In der Schlussphase der Interviews äußerten einige Interviewpartner/innen ihre Hoffnungen und Wünsche.

Der Interviewpartner an der Universität Ulm wünscht sich mehr Ältere, die sich für Zukunftsthemen bzw. der Zukunft zugewandten Fragestellungen interessieren. Die Interviewpartnerin an der Universität Oldenburg hofft, dass es so bleibt und sogar besser wird, und die wissenschaftliche Weiterbildung für Ältere zur Selbstverständlichkeit wird. Das schließt mit ein, dass die Akzeptanz bei den jüngeren Studierenden weiterhin besteht und sogar ausgebaut wird.

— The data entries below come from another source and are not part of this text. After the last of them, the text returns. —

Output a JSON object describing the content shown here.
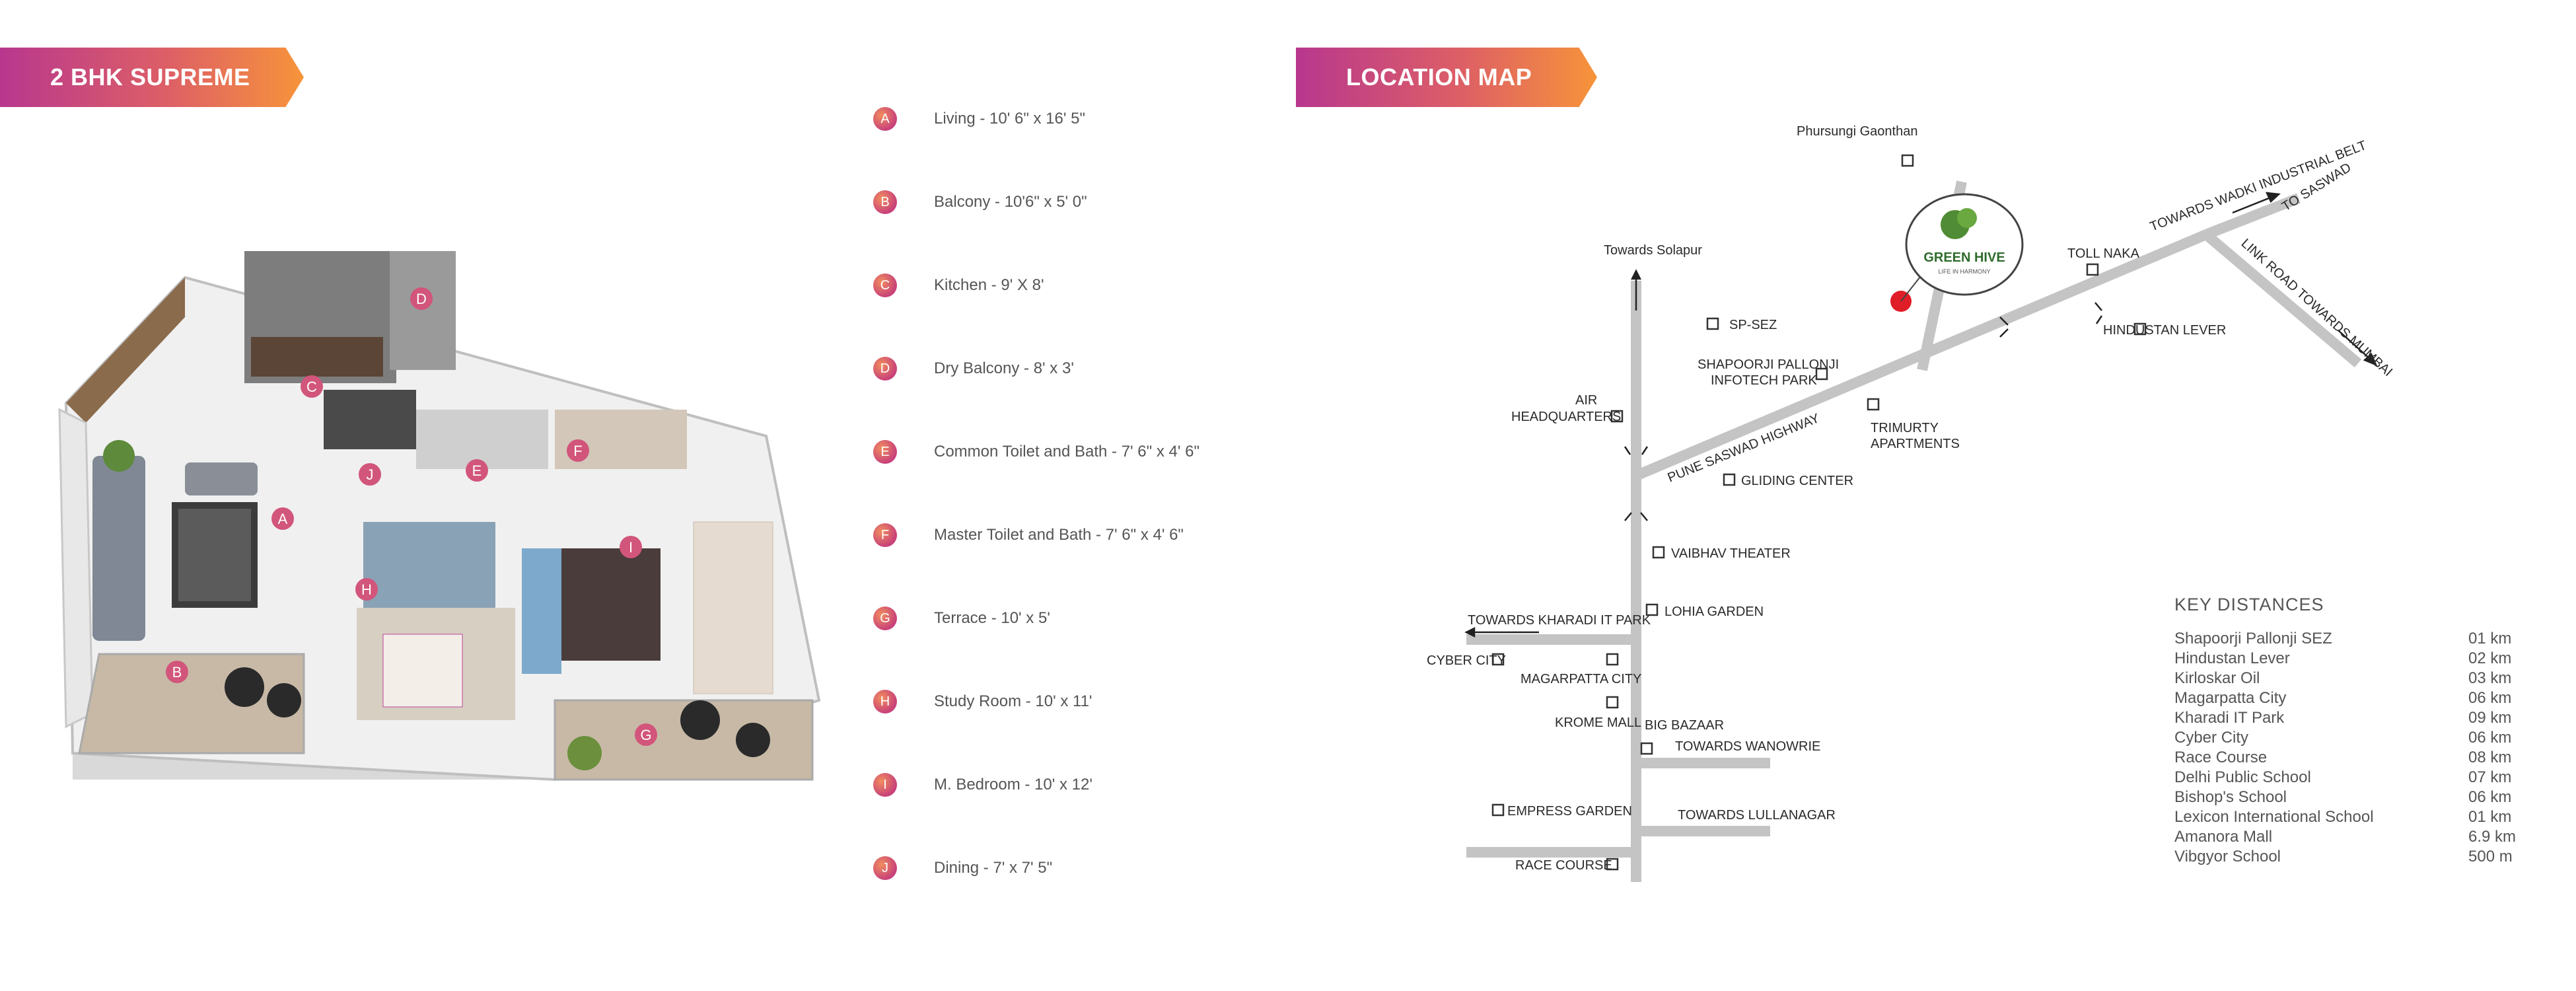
{
  "left_title": "2 BHK SUPREME",
  "right_title": "LOCATION MAP",
  "rooms": [
    {
      "letter": "A",
      "label": "Living - 10' 6\" x 16' 5\""
    },
    {
      "letter": "B",
      "label": "Balcony - 10'6\" x 5' 0\""
    },
    {
      "letter": "C",
      "label": "Kitchen - 9' X 8'"
    },
    {
      "letter": "D",
      "label": "Dry Balcony - 8' x 3'"
    },
    {
      "letter": "E",
      "label": "Common Toilet and Bath - 7' 6\" x 4' 6\""
    },
    {
      "letter": "F",
      "label": "Master Toilet and Bath - 7' 6\" x 4' 6\""
    },
    {
      "letter": "G",
      "label": "Terrace - 10' x 5'"
    },
    {
      "letter": "H",
      "label": "Study Room - 10' x 11'"
    },
    {
      "letter": "I",
      "label": "M. Bedroom - 10' x 12'"
    },
    {
      "letter": "J",
      "label": "Dining - 7' x 7' 5\""
    }
  ],
  "map": {
    "phursungi": "Phursungi Gaonthan",
    "towards_solapur": "Towards Solapur",
    "logo_name": "GREEN HIVE",
    "logo_tag": "LIFE IN HARMONY",
    "toll_naka": "TOLL NAKA",
    "wadki": "TOWARDS WADKI INDUSTRIAL BELT",
    "saswad": "TO SASWAD",
    "link_road": "LINK ROAD TOWARDS MUMBAI",
    "hindustan_lever": "HINDUSTAN LEVER",
    "sp_sez": "SP-SEZ",
    "shapoorji_1": "SHAPOORJI PALLONJI",
    "shapoorji_2": "INFOTECH PARK",
    "air_1": "AIR",
    "air_2": "HEADQUARTERS",
    "pune_saswad": "PUNE SASWAD HIGHWAY",
    "trimurty_1": "TRIMURTY",
    "trimurty_2": "APARTMENTS",
    "gliding": "GLIDING CENTER",
    "vaibhav": "VAIBHAV THEATER",
    "towards_kharadi": "TOWARDS KHARADI IT PARK",
    "lohia": "LOHIA GARDEN",
    "cyber_city": "CYBER CITY",
    "magarpatta": "MAGARPATTA CITY",
    "krome": "KROME MALL",
    "big_bazaar": "BIG BAZAAR",
    "wanowrie": "TOWARDS WANOWRIE",
    "empress": "EMPRESS GARDEN",
    "lullanagar": "TOWARDS LULLANAGAR",
    "race_course": "RACE COURSE"
  },
  "key_distances": {
    "title": "KEY DISTANCES",
    "rows": [
      {
        "place": "Shapoorji Pallonji SEZ",
        "dist": "01  km"
      },
      {
        "place": "Hindustan Lever",
        "dist": "02 km"
      },
      {
        "place": "Kirloskar Oil",
        "dist": "03 km"
      },
      {
        "place": "Magarpatta City",
        "dist": "06 km"
      },
      {
        "place": "Kharadi IT Park",
        "dist": "09 km"
      },
      {
        "place": "Cyber City",
        "dist": "06 km"
      },
      {
        "place": "Race Course",
        "dist": "08 km"
      },
      {
        "place": "Delhi Public School",
        "dist": "07 km"
      },
      {
        "place": "Bishop's School",
        "dist": "06 km"
      },
      {
        "place": "Lexicon International School",
        "dist": "01 km"
      },
      {
        "place": "Amanora Mall",
        "dist": "6.9 km"
      },
      {
        "place": "Vibgyor School",
        "dist": "500 m"
      }
    ]
  }
}
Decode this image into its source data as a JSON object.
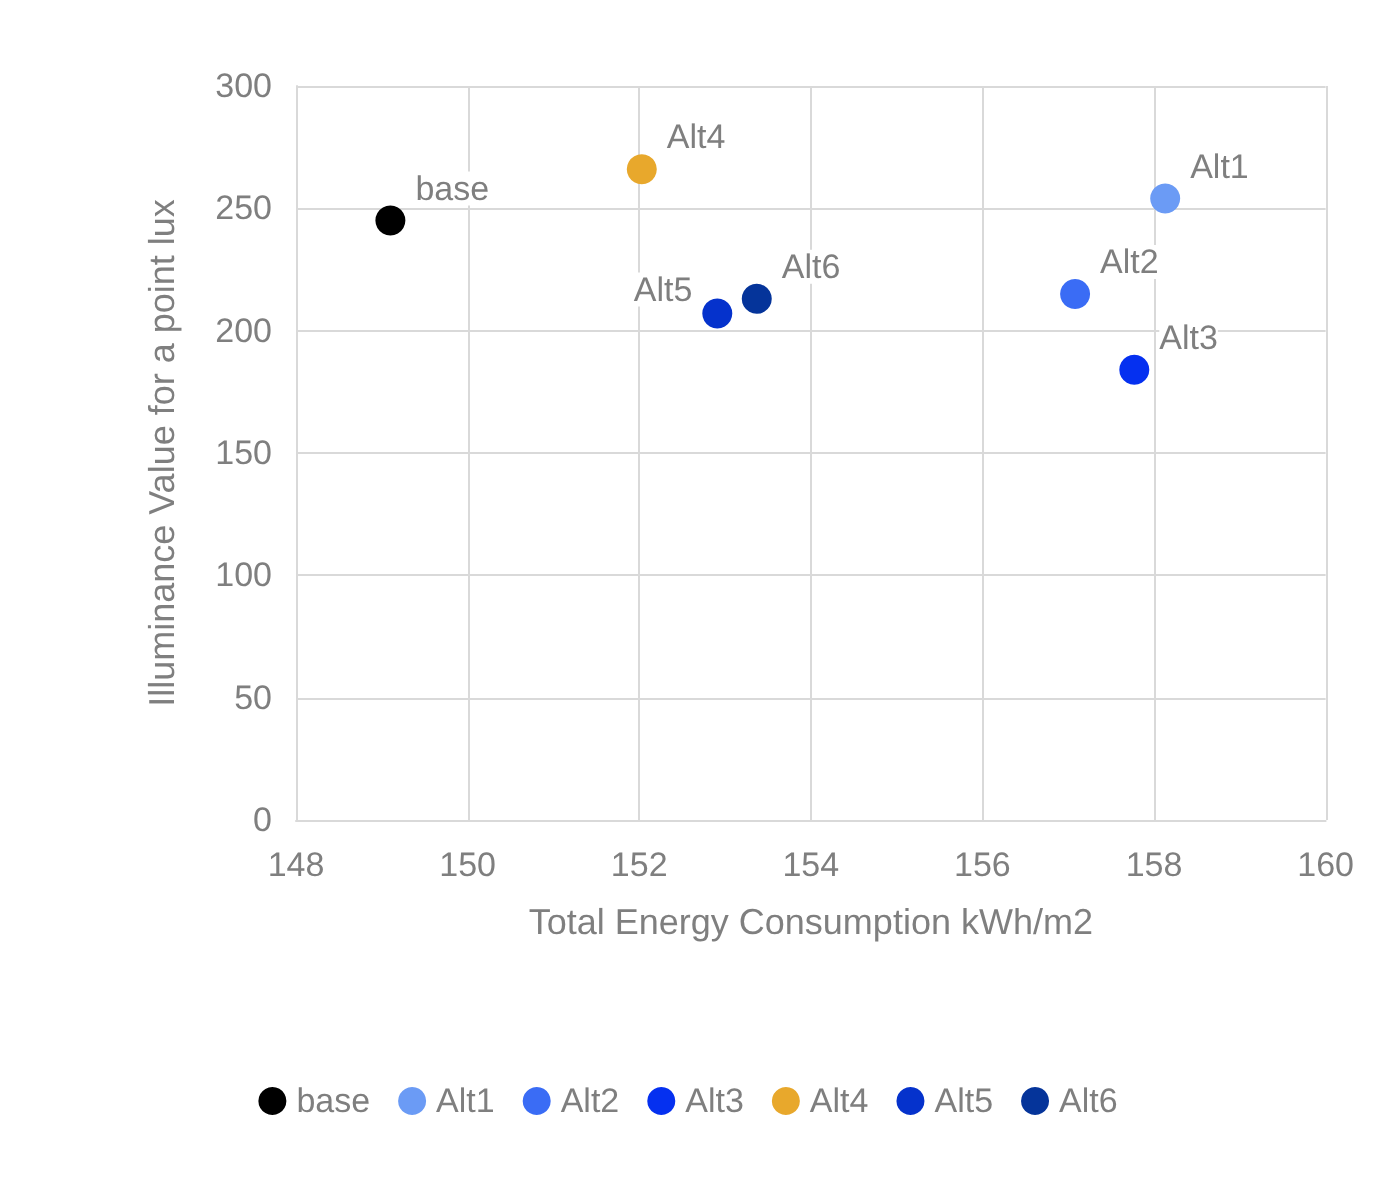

Die Interviewpartnerin an der Universität Mainz wünscht sich eine bessere Finanzierung und Ausstattung, denn wenn schon die Teilnehmenden für die Veranstaltungen zahlen, so können sie eine bessere Ausstattung der Seminarräume erwarten, die nicht so aussieht, als ob sie schon 40 Jahre alt ist.

Die Interviewpartnerin an der Frankfurter Universität wünscht sich, dass Ältere entgegen dem Vorurteil, dass Ältere das Studium aus Privatvergnügen und Langeweile machen, weiterhin ihre Berechtigung in der wissenschaftlichen Weiterbildung haben.